A recent featured article in the Harvard Gazette email newsletter offered this tantalizing title: “Why Public Health Should Attend to the Spiritual Side of Life” [written by Tyler VanderWeele, Harvard Public Health, April 10, 2024, link is here]. The author bemoaned the lack of attention to spiritual matters in the world of public health, that in public health textbooks and in classrooms, religion and spiritual practices are ignored. Public health students and professionals use all kinds of information to understand good, and not so good, health outcomes. What influences the health of citizens? There are many issues taken into account and considered, except one big one: religion.
Why is this? Is it a lack of awareness? Is it connected to a lack of study and data? It turns out that it’s not the lack of study and data:
A major 2022 systematic review in the Journal of the American Medical Association documented 215 studies, each with sample sizes over 1,000 participants, using longitudinal data to evaluate the relationship between religion and health. The evidence from meta-analyses, large longitudinal studies (including from Harvard’s own Nurses’ Health Study), and handbooks providing more extensive documentation, suggests that weekly religious service attendance is longitudinally associated with lower mortality risk, lower depression, less suicide, better cardiovascular disease survival, better health behaviors, and greater marital stability, happiness, and purpose in life.
For many of those who regularly attend worship services and participate in some way in the care of and attention to the spiritual side of life, the health benefits are well-known. We know that religious communities are—generally speaking— in the business of caring and attending. We don’t need to dig deep into documentation and research. We live the data.
It is frustrating to realize that one of the easiest solutions to some of our country’s most troubling ills already exists, but is ignored and unappreciated. In many cases, the solution to loneliness, unhappiness, depression, isolation, etc, is right in the middle of the community. In fact, there are often quite a few of these organizations easily accessible.
As I read the short article by Professor VanderWeele, I started thinking about my own annual visits to the doctor’s office. I’ve noticed that the paperwork has been accumulating, year after year. In addition to a survey of any changes to my health that I’ve noticed since my last visit, there are usually several more pages of questions for me to answer before I’m invited into the exam room, questions like: do I feel safe at home; am I experiencing food insecurity; do I have symptoms of depression; how much alcohol do I consume; do I smoke; do I use recreational drugs and, if so, how often; do I ever wake up in the morning with no memory of what I did the night before. Etc. Etc.
Nowhere among those questions is there anything about my religious affiliation or my spiritual practices. There is nothing that suggests that any health professional I will encounter cares in any way— or has been taught to care— about the spiritual side of my life. As I think about it, I wonder if my primary care nurse practitioner has even noticed what my job is, and that it is in the realm of religion.

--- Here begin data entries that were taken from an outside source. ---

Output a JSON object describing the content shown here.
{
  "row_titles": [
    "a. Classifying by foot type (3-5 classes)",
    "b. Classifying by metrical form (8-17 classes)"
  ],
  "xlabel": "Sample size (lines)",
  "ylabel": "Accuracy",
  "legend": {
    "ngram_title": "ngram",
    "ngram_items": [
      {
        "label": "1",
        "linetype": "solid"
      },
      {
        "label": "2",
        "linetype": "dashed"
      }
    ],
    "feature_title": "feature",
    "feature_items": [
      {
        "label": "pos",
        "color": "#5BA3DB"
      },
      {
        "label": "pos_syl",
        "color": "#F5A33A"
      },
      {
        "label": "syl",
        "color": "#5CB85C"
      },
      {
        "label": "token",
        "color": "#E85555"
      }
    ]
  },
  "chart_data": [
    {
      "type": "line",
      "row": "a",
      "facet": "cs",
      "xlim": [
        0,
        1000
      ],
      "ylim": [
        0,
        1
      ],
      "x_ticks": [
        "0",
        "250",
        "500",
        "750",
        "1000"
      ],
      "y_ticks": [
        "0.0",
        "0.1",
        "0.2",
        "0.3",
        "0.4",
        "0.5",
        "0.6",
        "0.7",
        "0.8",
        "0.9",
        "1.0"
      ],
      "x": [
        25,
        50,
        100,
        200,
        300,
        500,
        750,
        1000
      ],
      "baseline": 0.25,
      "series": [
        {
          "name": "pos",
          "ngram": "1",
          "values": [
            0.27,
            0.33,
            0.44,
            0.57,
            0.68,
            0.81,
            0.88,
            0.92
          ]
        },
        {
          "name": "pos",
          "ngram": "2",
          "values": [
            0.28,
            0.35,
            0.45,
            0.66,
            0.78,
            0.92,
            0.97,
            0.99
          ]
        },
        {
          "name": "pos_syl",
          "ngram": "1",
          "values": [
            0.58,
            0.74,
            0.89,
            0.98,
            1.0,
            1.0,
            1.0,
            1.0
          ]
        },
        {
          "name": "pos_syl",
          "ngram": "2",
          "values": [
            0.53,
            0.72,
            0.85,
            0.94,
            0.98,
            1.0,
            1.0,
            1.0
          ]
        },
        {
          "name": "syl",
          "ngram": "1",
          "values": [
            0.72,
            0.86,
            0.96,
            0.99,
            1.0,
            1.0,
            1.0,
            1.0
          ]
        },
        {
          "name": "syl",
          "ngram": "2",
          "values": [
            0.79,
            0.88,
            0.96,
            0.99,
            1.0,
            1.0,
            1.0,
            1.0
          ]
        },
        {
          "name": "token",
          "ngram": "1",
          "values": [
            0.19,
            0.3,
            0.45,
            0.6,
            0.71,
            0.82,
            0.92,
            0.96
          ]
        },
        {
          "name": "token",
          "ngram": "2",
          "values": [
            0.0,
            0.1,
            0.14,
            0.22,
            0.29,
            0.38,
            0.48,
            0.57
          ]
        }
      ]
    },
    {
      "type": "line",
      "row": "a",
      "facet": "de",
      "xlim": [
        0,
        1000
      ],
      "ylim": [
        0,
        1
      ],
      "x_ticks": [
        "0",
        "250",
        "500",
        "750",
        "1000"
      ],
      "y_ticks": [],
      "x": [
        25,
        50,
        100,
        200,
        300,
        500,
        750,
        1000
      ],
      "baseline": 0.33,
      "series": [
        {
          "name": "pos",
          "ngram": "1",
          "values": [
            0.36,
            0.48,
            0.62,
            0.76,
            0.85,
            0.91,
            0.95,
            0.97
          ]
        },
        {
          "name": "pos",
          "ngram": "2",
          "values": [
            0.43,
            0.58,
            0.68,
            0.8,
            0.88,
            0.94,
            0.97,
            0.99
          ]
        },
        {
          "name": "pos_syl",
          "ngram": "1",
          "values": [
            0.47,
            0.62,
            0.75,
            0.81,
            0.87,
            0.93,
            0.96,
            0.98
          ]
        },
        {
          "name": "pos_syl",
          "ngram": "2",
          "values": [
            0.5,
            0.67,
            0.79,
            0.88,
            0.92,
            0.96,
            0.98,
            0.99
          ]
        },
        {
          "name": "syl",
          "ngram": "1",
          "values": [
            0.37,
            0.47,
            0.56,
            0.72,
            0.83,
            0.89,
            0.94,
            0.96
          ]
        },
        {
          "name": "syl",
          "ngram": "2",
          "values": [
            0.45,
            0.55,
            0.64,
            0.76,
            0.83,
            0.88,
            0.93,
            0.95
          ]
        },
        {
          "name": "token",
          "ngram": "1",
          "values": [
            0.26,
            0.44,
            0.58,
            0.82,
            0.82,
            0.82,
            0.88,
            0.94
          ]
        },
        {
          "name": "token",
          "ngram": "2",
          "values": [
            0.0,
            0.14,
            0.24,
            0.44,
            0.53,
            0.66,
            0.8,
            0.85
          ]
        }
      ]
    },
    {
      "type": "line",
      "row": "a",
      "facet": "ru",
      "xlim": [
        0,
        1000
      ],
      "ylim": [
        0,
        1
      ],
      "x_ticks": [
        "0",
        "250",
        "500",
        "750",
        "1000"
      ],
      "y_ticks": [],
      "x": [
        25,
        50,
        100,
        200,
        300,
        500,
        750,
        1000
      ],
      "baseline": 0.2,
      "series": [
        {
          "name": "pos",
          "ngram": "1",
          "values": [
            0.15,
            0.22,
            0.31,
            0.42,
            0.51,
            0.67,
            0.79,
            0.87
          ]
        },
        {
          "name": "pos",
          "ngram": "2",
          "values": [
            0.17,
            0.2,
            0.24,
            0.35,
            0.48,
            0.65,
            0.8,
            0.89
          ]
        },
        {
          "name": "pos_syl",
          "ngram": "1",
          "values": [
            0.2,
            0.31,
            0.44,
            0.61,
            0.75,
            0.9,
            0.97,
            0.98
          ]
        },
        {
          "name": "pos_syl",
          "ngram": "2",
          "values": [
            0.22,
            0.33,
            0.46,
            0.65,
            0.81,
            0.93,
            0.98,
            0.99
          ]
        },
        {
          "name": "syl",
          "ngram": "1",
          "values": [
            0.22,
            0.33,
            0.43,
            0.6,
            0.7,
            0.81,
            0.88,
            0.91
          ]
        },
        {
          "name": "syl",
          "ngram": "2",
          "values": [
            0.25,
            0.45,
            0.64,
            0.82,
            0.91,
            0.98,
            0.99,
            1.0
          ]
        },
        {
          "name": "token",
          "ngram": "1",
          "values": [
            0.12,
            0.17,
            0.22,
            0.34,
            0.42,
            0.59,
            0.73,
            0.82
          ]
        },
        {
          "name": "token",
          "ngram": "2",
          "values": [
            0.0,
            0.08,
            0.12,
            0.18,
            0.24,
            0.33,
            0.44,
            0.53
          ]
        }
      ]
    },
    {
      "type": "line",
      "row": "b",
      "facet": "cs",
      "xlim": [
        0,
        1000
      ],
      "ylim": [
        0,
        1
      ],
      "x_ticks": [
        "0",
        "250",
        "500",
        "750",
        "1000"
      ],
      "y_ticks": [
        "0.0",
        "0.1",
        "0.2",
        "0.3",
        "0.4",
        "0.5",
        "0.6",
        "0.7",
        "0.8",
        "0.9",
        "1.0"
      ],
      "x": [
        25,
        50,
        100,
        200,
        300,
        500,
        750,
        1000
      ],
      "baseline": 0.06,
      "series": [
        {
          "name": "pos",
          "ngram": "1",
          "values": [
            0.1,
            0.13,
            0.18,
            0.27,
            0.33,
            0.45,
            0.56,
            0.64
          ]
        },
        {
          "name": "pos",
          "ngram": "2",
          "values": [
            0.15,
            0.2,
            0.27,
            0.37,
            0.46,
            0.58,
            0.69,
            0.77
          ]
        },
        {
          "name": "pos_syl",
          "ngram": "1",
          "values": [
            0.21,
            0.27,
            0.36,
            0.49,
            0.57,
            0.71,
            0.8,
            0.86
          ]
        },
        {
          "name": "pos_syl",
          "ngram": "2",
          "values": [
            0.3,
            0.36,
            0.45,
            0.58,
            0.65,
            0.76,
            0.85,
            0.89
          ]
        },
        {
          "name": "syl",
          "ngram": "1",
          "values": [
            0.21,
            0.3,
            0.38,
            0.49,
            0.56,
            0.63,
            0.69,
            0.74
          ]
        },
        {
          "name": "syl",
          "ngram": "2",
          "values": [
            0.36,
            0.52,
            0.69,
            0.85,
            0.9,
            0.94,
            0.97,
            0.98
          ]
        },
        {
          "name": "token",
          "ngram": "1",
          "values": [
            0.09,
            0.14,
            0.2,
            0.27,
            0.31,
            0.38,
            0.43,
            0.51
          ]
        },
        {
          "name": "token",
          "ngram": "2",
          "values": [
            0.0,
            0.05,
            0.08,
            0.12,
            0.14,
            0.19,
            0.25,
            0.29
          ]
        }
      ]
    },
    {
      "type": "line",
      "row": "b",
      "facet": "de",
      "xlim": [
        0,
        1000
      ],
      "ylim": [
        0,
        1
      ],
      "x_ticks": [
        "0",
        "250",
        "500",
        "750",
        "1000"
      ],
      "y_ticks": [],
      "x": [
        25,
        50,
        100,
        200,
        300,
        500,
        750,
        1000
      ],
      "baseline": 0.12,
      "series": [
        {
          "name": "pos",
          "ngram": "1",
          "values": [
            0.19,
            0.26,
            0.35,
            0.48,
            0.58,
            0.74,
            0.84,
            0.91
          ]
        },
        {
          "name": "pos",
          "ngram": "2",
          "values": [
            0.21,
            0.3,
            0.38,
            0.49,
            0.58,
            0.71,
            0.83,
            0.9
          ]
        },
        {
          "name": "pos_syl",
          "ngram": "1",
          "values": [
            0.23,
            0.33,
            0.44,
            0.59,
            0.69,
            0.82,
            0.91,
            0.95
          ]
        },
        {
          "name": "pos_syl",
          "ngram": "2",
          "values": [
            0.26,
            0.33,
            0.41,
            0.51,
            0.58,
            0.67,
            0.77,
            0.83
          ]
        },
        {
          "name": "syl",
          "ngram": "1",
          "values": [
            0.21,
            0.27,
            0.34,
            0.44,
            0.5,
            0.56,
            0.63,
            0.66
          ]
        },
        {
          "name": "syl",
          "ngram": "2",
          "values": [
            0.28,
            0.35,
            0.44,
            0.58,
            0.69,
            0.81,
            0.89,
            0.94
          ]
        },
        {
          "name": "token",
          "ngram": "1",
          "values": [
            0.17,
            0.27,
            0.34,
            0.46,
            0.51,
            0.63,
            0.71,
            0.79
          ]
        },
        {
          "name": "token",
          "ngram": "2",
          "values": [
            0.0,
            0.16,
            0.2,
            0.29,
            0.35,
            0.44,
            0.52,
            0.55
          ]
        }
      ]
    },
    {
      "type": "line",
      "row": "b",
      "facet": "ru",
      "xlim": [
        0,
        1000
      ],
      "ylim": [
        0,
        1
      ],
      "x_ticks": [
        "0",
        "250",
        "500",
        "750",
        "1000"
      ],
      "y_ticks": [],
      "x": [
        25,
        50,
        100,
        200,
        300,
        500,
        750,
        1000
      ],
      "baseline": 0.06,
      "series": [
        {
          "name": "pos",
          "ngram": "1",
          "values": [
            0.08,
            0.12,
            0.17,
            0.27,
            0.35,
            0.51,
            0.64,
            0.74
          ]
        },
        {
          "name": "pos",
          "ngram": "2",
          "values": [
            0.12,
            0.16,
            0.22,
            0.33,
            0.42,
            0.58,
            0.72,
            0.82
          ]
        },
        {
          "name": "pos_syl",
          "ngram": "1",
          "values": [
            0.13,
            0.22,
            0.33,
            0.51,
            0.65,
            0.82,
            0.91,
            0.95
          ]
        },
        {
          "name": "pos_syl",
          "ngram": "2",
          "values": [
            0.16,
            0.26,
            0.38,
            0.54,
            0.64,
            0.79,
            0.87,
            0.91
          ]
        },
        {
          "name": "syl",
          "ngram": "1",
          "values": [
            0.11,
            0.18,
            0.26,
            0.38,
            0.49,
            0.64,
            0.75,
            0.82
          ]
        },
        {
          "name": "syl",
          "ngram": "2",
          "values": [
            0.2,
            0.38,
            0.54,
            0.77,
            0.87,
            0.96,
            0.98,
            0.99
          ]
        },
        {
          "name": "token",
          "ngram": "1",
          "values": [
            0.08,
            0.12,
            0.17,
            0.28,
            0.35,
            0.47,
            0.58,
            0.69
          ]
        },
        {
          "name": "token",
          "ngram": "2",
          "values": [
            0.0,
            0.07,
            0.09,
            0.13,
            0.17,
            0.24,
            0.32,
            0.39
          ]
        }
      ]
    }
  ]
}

What’s even more frustrating is that this avenue of health and well-being is disappearing. Congregations and groups of people who gather regularly for worship, attending to their relationship with God as well as with each other are diminishing. And, many of these communities have dwindled to a point where they can no longer sustain themselves. Countless church buildings around the country have been sold for another purpose or abandoned.
I realize that there are lots of complicating issues when it comes to the relationship between the practice of religion and community life. It is well-known that many people have been harmed through the unhealthy and illegal actions of clergy and others working in the field of religion. Real damage has been done to individuals, families and communities. Still, such problematic behavior is not widespread. If the studies are to be believed, religious communities have a lot to offer in supporting good public health. But, if this benefit is not recognized more widely, it will continue to decline. It’s hard to gauge the consequences, but clearly they are great— for everyone.